Les femmes autistes sont parfois de véritables caméléons qui adoptent plusieurs rôles: au travail, avec leurs enfants, avec leurs amis. Sauf que ça leur coûte beaucoup d’énergie et ça peut causer de l’anxiété et mener à la dépression. Elles finissent souvent par avoir une image d’elles-mêmes très négative et ont du mal à cerner qui elles sont.

Isabelle Hénault, psychologue et sexologue spécialiste de l’autisme

Enfants, leurs difficultés sont généralement moins évidentes et moins «dérangeantes» aux yeux des adultes. «Je passais mon temps à lire, constamment, je ne faisais que ça. Et quand ça n’allait pas, je n’exprimais pas de la colère, mais plutôt de la tristesse», témoigne Valérie Jessica Laporte. 

Les intérêts spéciaux des filles autistes sont aussi souvent moins atypiques que ceux des garçons. Elles s’intéressent, par exemple, aux animaux, comme en témoigne Rachel Fontaine, qui se souvient de son obsession pour les chevaux, puis pour les chiens, qu’elle aimait s’amuser à incarner. 

Autisme et corps féminin  

Comme l’autisme rend difficile la gestion des moments de transition et s’accompagne souvent d’une plus grande sensibilité sensorielle, des expériences comme la puberté, la grossesse, la maternité et la ménopause sont souvent des défis encore plus grands pour les femmes autistes que pour les autres.  

Une réalité dont Valérie Jessica – pour qui les menstruations sont encore un cauchemar – aimerait qu’on parle plus. L’arrivée de son premier enfant, après un accouchement traumatisant, s’accompagne pour elle de souvenirs douloureux, alors qu’elle n’avait pas encore reçu son diagnostic.  

Pour aider le bébé au développement, à la stimulation intellectuelle, ça allait extrêmement bien, mais tout ce qui était physique et affectif, je n’y arrivais pas. Quand j’ai demandé de l’aide, j’ai vite senti qu’on voulait me surveiller plutôt que de m’accompagner. J’avais très peur qu’on envoie la DPJ chez moi.  

Valérie Jessica Laporte

Elle déplore qu’encore aujourd’hui, les femmes, et tout particulièrement les femmes autistes, soient moins prises au sérieux par les médecins que les hommes. «On passe pour capricieuses, hystériques, quand on exprime de l’inconfort. On va dire “celle-là, c’est une princesse”, alors qu’on ne dirait pas ça d’un homme.» 

De plus, les femmes autistes sont plus susceptibles d’être victimes d’abus physiques et sexuels, note Isabelle Hénault, les intentions des autres étant parfois plus dures à décrypter pour elles.

Les choses changent?  

Alors qu’on estimait il y a une décennie qu’il y avait environ une femme autiste pour cinq hommes autistes, on considère aujourd’hui que le ratio est de une pour deux.  

Pour la directrice générale de la Fédération québécoise de l’autisme, Lili Plourde, s’il y a moins de diagnostics chez les femmes, c’est aussi parce que «pour un adulte, il n’existe aucun endroit au public où avoir une évaluation au Québec». Homme ou femme, un adulte aura beaucoup de mal à obtenir un diagnostic, à moins de se tourner vers le privé, ce qui n’est pas à la portée de tous, souligne-t-elle.   

«Certains sont capables de faire des recherches, d’aller chercher un diagnostic pour mieux se comprendre.
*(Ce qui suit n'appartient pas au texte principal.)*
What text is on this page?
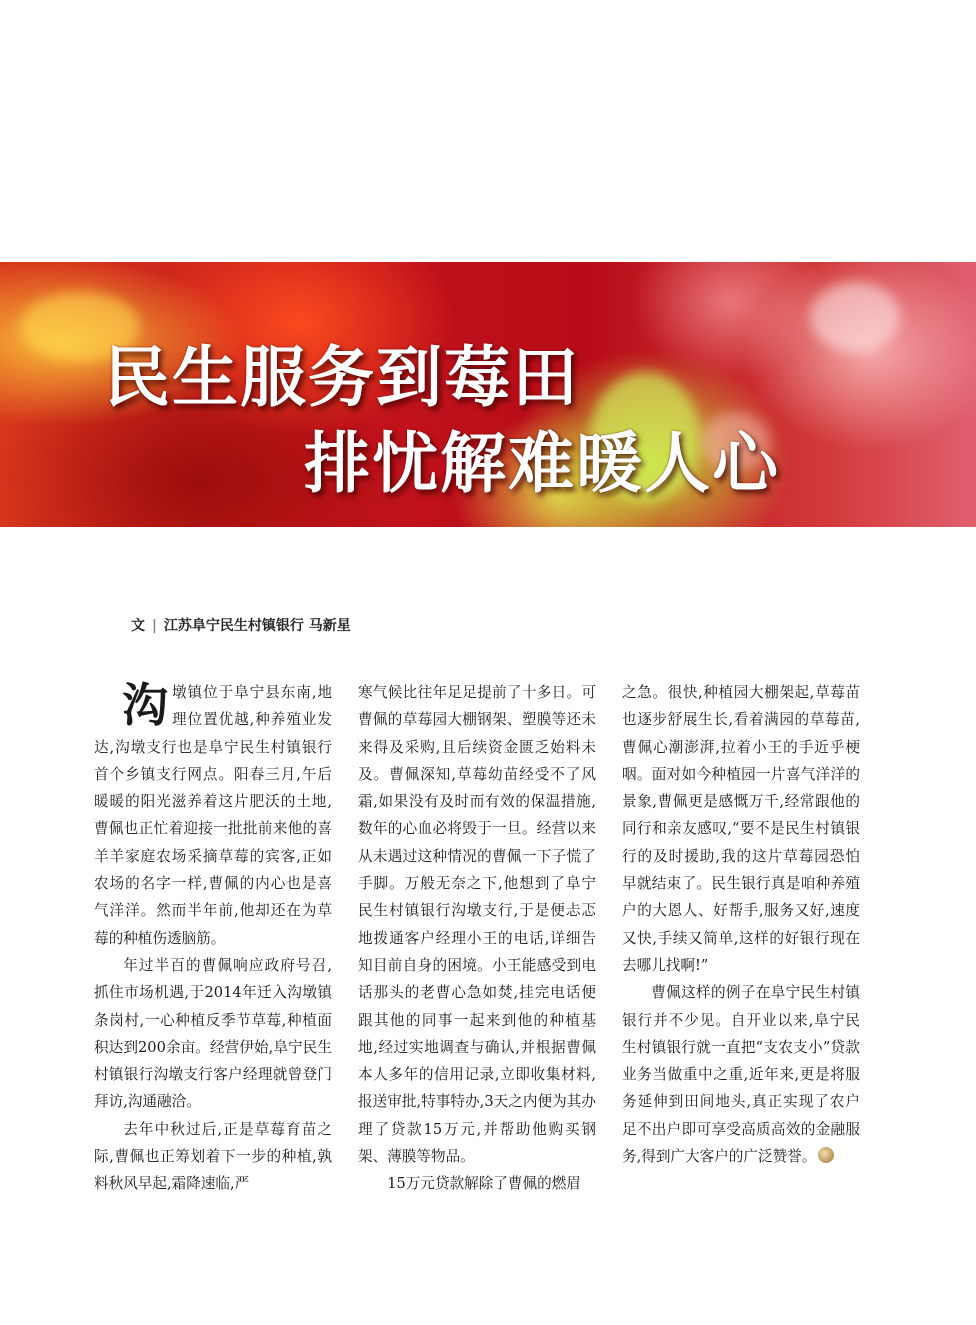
民生服务到莓田
排忧解难暖人心
文 | 江苏阜宁民生村镇银行 马新星

沟墩镇位于阜宁县东南,地理位置优越,种养殖业发达,沟墩支行也是阜宁民生村镇银行首个乡镇支行网点。阳春三月,午后暖暖的阳光滋养着这片肥沃的土地,曹佩也正忙着迎接一批批前来他的喜羊羊家庭农场采摘草莓的宾客,正如农场的名字一样,曹佩的内心也是喜气洋洋。然而半年前,他却还在为草莓的种植伤透脑筋。

年过半百的曹佩响应政府号召,抓住市场机遇,于2014年迁入沟墩镇条岗村,一心种植反季节草莓,种植面积达到200余亩。经营伊始,阜宁民生村镇银行沟墩支行客户经理就曾登门拜访,沟通融洽。

去年中秋过后,正是草莓育苗之际,曹佩也正筹划着下一步的种植,孰料秋风早起,霜降速临,严

寒气候比往年足足提前了十多日。可曹佩的草莓园大棚钢架、塑膜等还未来得及采购,且后续资金匮乏始料未及。曹佩深知,草莓幼苗经受不了风霜,如果没有及时而有效的保温措施,数年的心血必将毁于一旦。经营以来从未遇过这种情况的曹佩一下子慌了手脚。万般无奈之下,他想到了阜宁民生村镇银行沟墩支行,于是便忐忑地拨通客户经理小王的电话,详细告知目前自身的困境。小王能感受到电话那头的老曹心急如焚,挂完电话便跟其他的同事一起来到他的种植基地,经过实地调查与确认,并根据曹佩本人多年的信用记录,立即收集材料,报送审批,特事特办,3天之内便为其办理了贷款15万元,并帮助他购买钢架、薄膜等物品。

15万元贷款解除了曹佩的燃眉

之急。很快,种植园大棚架起,草莓苗也逐步舒展生长,看着满园的草莓苗,曹佩心潮澎湃,拉着小王的手近乎梗咽。面对如今种植园一片喜气洋洋的景象,曹佩更是感慨万千,经常跟他的同行和亲友感叹,“要不是民生村镇银行的及时援助,我的这片草莓园恐怕早就结束了。民生银行真是咱种养殖户的大恩人、好帮手,服务又好,速度又快,手续又简单,这样的好银行现在去哪儿找啊!”

曹佩这样的例子在阜宁民生村镇银行并不少见。自开业以来,阜宁民生村镇银行就一直把“支农支小”贷款业务当做重中之重,近年来,更是将服务延伸到田间地头,真正实现了农户足不出户即可享受高质高效的金融服务,得到广大客户的广泛赞誉。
Mais d’autres, qui vivent déjà de grandes difficultés, n’arrivent pas à avoir un emploi ou une relation et sont en souffrance; ils n’arrivent pas à obtenir un accompagnement», déplore Mme Plourde, qui dénonce un manque de volonté politique.  

Si beaucoup de femmes reçoivent encore un diagnostic après l’âge de 30 ans, observe-t-on tout de même un progrès? L’autisme est-il aujourd’hui repéré plus tôt chez les filles? Oui, répond Isabelle Hénault.  

«On fait beaucoup de formation dans les écoles, dans les CRDI [centres de réadaptation en déficience intellectuelle et en troubles envahissants du développement], on forme les professionnels de la santé et de l’éducation à reconnaître les profils féminins.» Si beaucoup reste à faire, «les jeunes filles et les adolescentes autistes sont de mieux en mieux diagnostiquées», se réjouit-elle.